Download all three files [part 1], [part 2], [part 3], and then run this command:
$  unrar x arm-qemu.part1.rar
This will create a directory called ARM. You can enter that directory and run the command runme.sh. It will start up the virtual machine. The virtual machine is slow, so be patient. The administrator has username "root" and password "root".

Choice B: Using a real device
In this case you install Linux on your Android phone.

You need:
  1. Android phone with 2GB free space on the SD card
  2. Any computer with USB
Obtain an Android phone on which you can get root access. If you have a working Android phone, you can use that. Otherwise you can buy a used Android phone. Install Debian on it using Jay Freeman's instructions on getting Debian on an Android phone.

Another option is to buy an ARM device like this Zipit.  This is a harder option. Many devices have poor support, and installing Linux can be a herculean task. I would recommend sticking to an Android phone unless you have easy access to an ARM device and you know that you can install Linux on it easily.

Once you have Debian working, you need to create a user and install ssh to allow easy access to the device from your laptop or desktop:
phone$ sudo adduser # Create a normal user for dev purposes.
phone$ sudo apt-get install openssh-server
phone$ sudo /etc/init.d/ssh start
 
You now have a working Debian installation that you can access using SSH. To ssh into your device, you can use port forwarding with the Android Debug Bridge (adb) to forward the desktop's port 2222 to port 22 on the phone as follows:
desktop$ adb forward tcp:2222 tcp:22
Finally, you can login to your phone from your desktop as follows:
desktop$ ssh user@localhost -p 2222

Once the port forwarding is working correctly, you can also login from any computer on your network as follows:
desktop$ ssh user@mydesktop -p 2222
This allows you to connect to your ARM device from any computer in your house. You can punch holes in your firewall by forwarding ports from the firewall to port 2222 on your desktop's IP address, and be able to access your ARM device from anywhere in the world. Even if the screen has turned off, you will be able to ssh into it, edit, compile and debug programs.

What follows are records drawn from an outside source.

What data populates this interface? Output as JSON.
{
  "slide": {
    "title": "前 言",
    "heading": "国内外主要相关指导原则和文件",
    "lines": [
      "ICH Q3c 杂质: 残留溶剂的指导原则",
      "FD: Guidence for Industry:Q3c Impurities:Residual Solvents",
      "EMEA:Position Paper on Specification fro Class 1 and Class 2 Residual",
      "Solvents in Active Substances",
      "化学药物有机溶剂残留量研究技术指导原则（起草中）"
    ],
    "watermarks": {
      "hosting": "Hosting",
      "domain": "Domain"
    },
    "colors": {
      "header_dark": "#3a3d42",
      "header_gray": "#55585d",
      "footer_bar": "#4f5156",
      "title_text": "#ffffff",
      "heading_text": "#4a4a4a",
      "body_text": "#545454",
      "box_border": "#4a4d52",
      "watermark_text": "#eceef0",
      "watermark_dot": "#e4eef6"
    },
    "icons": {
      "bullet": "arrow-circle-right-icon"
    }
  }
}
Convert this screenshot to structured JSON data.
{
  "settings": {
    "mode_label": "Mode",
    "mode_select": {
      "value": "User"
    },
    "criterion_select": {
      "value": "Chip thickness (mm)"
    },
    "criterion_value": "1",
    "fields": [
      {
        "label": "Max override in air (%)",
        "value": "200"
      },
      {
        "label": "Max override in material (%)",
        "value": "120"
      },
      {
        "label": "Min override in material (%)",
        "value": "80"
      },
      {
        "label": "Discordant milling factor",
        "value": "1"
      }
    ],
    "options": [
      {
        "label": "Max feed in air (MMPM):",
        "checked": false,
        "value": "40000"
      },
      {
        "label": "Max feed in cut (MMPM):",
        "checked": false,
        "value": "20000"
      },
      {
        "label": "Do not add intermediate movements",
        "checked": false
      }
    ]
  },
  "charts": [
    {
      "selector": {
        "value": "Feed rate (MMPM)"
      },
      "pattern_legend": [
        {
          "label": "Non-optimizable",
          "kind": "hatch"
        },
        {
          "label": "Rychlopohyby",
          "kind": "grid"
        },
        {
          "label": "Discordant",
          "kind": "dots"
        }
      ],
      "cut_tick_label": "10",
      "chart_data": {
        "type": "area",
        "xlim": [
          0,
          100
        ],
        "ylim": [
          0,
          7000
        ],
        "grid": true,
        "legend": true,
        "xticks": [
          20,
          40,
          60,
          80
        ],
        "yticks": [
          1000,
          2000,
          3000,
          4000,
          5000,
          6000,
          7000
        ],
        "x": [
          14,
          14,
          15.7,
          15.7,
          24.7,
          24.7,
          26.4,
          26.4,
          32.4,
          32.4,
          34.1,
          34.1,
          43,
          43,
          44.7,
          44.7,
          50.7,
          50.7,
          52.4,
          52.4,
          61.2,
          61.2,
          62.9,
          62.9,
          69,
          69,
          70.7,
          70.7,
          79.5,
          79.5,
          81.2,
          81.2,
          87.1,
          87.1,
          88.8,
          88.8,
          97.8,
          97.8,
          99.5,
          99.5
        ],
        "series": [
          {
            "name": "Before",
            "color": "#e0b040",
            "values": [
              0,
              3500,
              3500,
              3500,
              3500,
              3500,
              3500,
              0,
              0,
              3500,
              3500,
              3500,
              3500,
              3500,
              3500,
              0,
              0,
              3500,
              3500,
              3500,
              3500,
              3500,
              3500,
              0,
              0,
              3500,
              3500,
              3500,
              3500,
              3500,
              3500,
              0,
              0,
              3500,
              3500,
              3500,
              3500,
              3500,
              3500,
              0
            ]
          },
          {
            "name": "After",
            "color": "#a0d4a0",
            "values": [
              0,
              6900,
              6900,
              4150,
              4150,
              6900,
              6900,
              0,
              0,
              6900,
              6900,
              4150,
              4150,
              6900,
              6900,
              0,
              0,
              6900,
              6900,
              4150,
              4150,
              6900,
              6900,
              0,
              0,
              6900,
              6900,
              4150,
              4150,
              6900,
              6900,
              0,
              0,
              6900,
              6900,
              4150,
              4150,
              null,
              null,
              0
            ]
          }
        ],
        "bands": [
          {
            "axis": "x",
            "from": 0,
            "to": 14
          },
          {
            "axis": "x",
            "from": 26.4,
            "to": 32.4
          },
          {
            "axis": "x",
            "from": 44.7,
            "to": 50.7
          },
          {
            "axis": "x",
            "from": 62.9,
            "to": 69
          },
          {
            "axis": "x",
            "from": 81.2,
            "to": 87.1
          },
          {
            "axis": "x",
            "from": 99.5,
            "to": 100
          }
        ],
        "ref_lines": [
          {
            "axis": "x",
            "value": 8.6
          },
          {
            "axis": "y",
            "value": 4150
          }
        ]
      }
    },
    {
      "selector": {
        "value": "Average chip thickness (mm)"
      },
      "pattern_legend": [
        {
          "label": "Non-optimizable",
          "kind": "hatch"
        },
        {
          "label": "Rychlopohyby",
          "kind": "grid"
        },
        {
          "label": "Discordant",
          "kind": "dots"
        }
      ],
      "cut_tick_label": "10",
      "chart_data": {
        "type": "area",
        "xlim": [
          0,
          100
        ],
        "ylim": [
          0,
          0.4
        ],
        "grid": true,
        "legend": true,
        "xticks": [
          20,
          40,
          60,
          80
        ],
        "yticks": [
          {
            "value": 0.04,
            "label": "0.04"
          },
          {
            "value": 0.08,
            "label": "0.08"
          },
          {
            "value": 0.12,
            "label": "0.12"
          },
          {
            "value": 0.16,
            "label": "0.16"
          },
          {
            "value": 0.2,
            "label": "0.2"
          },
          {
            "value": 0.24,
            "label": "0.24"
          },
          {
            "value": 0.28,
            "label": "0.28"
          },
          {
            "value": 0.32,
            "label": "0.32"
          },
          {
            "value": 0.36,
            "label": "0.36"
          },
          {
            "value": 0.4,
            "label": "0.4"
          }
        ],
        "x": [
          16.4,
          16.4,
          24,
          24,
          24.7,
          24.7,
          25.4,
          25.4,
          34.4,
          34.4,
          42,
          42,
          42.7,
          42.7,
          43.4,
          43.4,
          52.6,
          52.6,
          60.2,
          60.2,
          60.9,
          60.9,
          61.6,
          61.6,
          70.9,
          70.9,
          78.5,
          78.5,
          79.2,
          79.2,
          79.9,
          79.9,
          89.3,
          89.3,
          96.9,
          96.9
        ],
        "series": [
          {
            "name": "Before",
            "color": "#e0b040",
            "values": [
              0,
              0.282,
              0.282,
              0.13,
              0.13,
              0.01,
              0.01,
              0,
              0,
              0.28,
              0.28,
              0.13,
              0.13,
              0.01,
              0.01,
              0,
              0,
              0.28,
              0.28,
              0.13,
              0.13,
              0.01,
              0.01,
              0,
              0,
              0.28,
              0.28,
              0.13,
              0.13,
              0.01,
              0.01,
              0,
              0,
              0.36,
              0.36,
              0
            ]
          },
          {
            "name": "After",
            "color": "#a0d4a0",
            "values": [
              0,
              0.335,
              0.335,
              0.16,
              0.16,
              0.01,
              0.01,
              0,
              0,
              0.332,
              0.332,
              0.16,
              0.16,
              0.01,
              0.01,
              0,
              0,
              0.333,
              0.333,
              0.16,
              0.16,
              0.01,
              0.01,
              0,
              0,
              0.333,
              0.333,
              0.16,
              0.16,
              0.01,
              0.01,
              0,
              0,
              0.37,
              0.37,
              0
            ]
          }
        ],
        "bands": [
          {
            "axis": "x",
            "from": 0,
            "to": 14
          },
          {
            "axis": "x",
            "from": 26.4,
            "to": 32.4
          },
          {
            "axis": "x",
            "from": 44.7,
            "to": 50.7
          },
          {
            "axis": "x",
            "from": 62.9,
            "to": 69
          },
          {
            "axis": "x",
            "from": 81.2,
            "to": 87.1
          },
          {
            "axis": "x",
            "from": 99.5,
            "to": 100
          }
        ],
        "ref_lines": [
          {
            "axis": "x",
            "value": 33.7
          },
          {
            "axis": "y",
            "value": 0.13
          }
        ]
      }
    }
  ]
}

Congratulations. You now have a completely silent ARM device which you can connect to from anywhere.

Once you have Debian installed on your device, you can get the development system using apt-get:
phone$ sudo apt-get install gcc gdb make vi emacs
Install the editor you prefer: vi or emacs. Now, your phone is a fully capable ARM dev environment.


Test the development tools
You can try a simple C program to verify the setup.
/* hello.c: Hello World program */
#include <stdio.h>

int main(int argc, char* argv[]){
  printf("Hello ARM World\n");
  return 0;
}

You can compile this and run this as follows:
phone$ gcc hello.c -o hello && ./hello 
If you have got this far, you can get a sneak peak at ARM assembly with the following command:
phone$ gcc hello.c -S && cat ./hello.s 
This shows you the intermediate Assembly language from the Hello world program.